Could skipmissing help if you use missing instead of NaN? For some reason it doesn’t seem to work on your MWE but it promises to be the efficient way to filter missing values in calculations.
Maybe you are asking for a package that does this out-of-the-box, but I think using LazyArrays.@~ to create Broadcasted objects is a neat approach:
xs = [[NaN 1; 2 3], [1 NaN; 2 3]]
add!!(a, b) = a .+ b
add!!(a::AbstractArray, b) = a .+= b
sumpw(f, xs) = mapreduce(f, add!!, xs)
using LazyArrays: @~
fillnan(x) = isnan(x) ? zero(x) : x
sumpw(x -> (@~ fillnan.(x)), xs) ./
sumpw(x -> (@~ .!isnan.(x)), xs)
With this approach, you don’t have to allocate intermediate arrays like fillnan.(x). The array allocated by materializing fillnan.(xs[1]) +. fillnan.(xs[2]) is used for a entire base case of the reduction.
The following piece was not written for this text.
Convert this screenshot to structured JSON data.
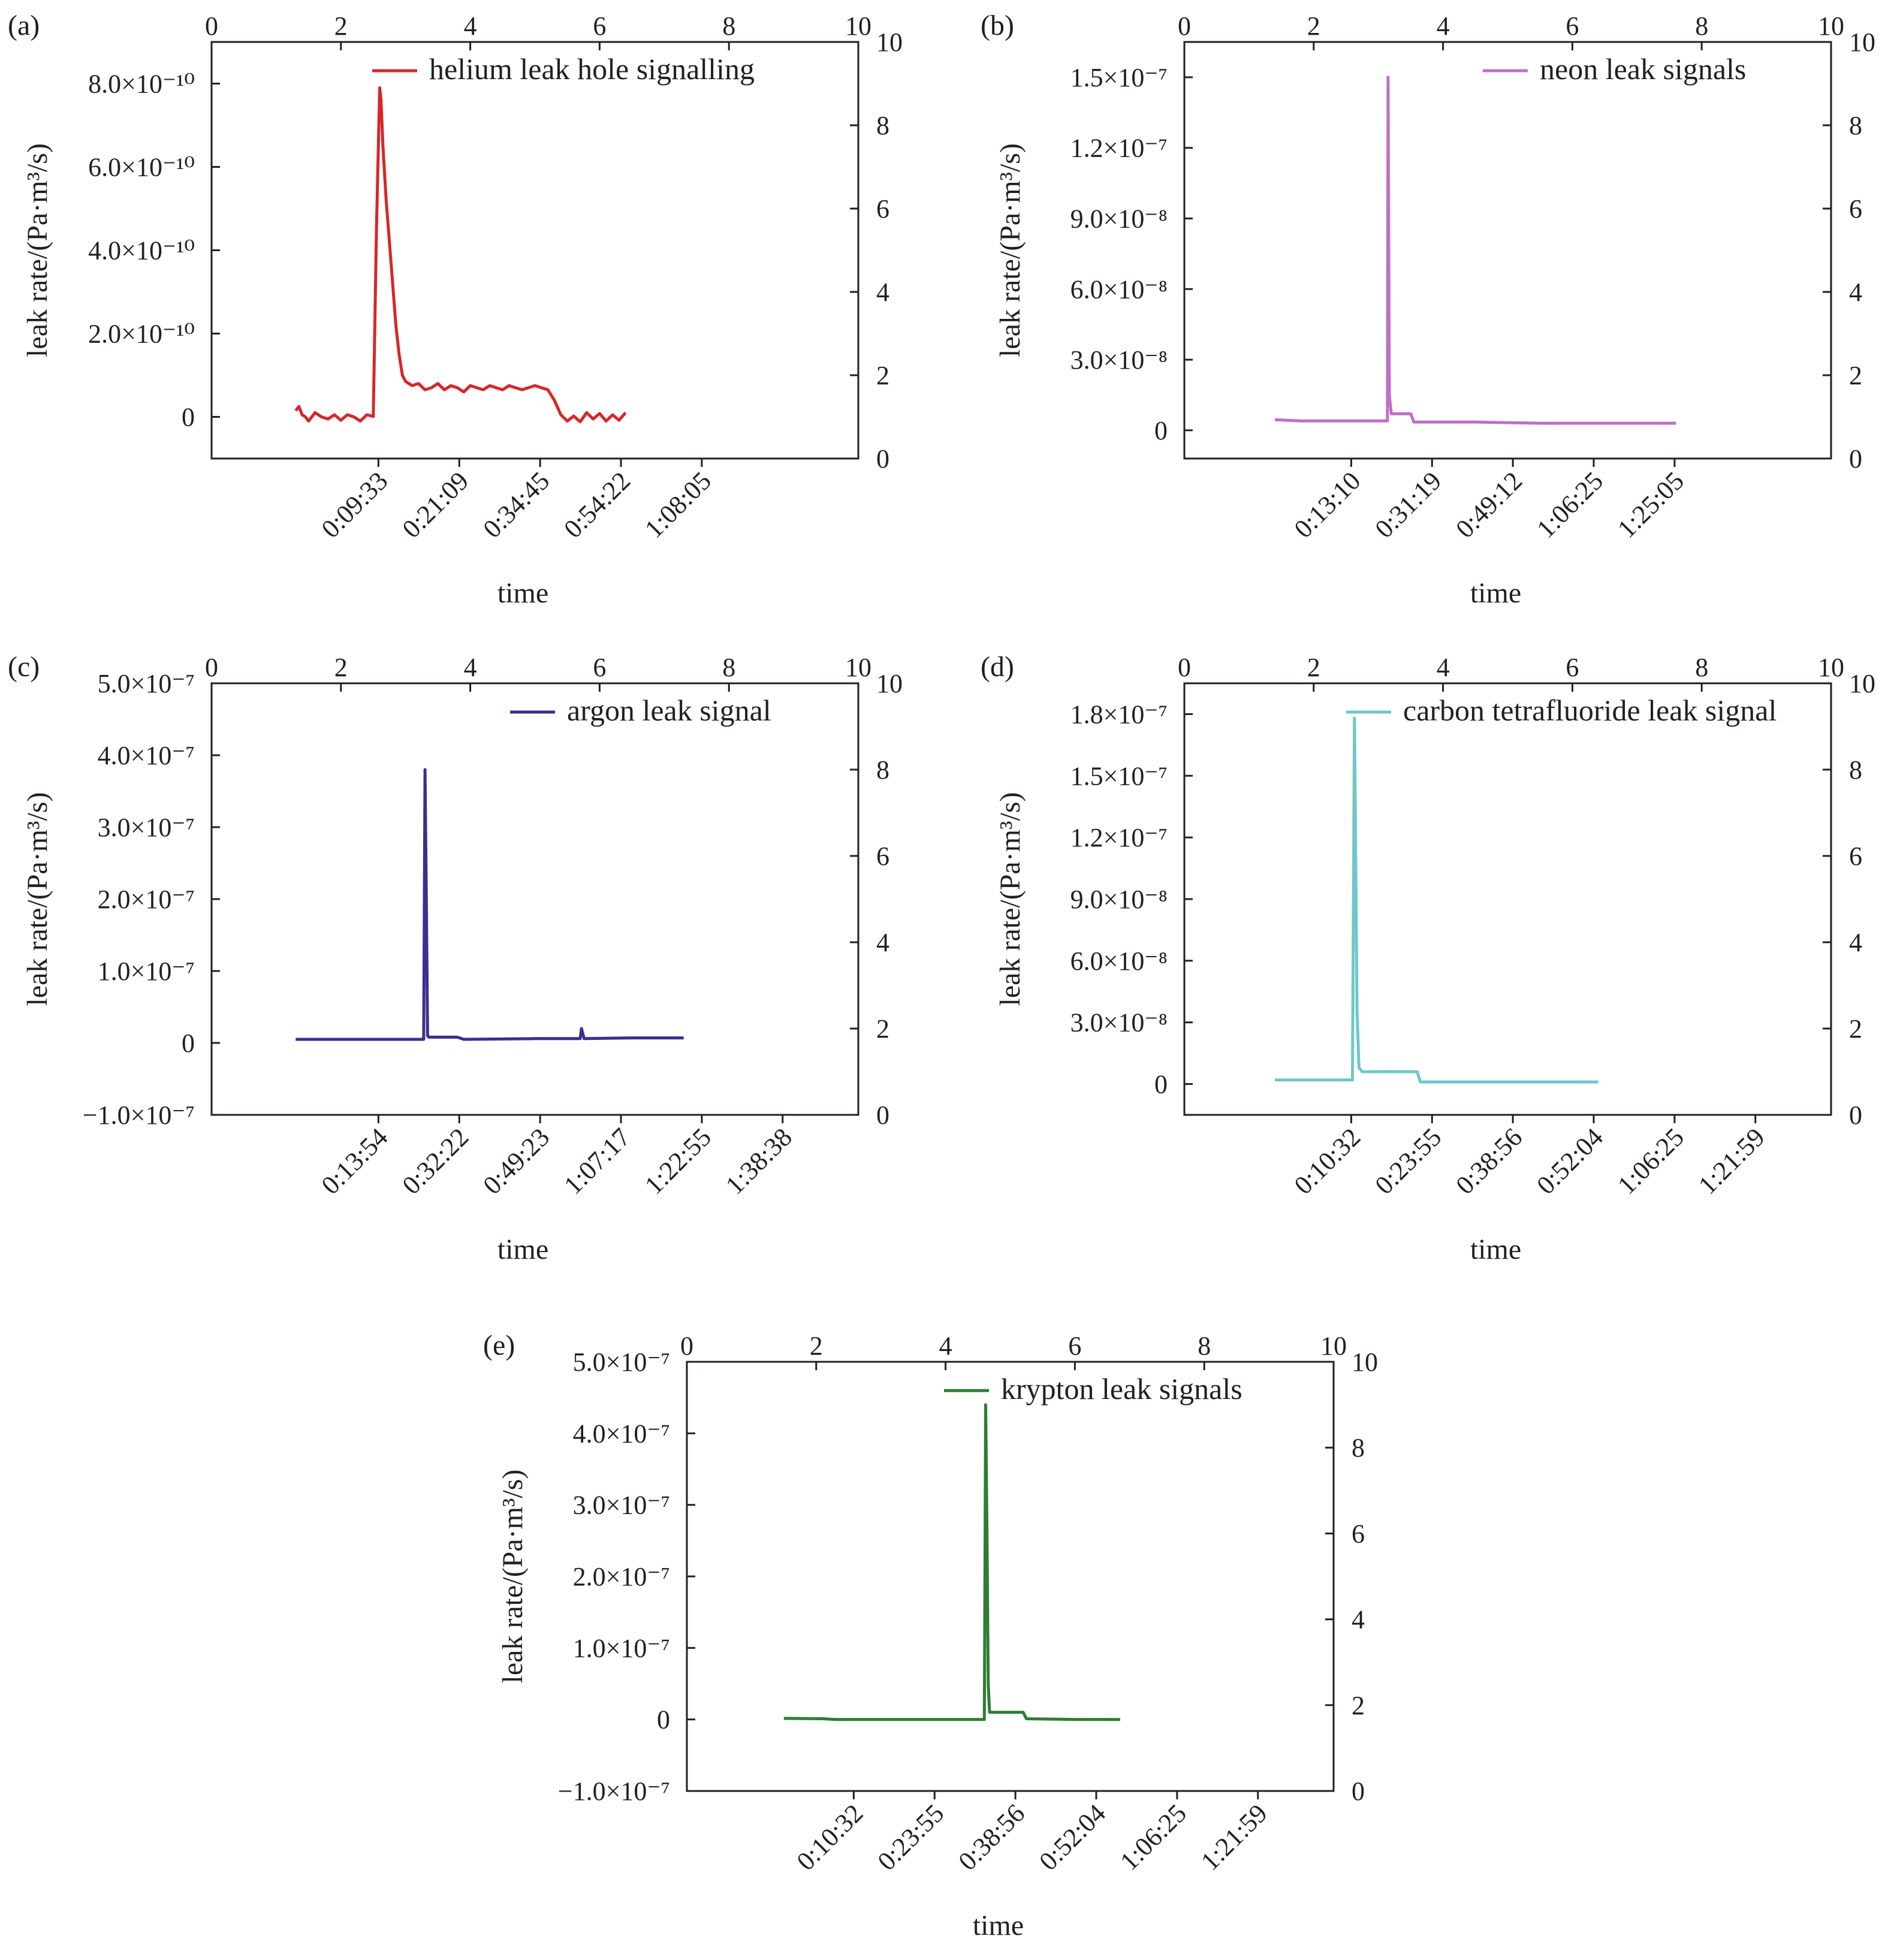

You can also use mapfoldl instead of mapreduce to minimize the allocation.
(I’ll probably add add!! to BangBang.jl so that above code would be more generic.)
This is also easily parallelizable by using Transducers; sumpw(f, xs) = reduce(add!!, Map(f), xs).
That’s right. The reason why I thought it was neat was that @~-based implementation allocates arrays only when necessary; i.e., thanks to the clever design of the broadcasting machinery, fillnan.(x) and a .+ b are fused even though those expressions are not syntactically in the same “dot call expression.”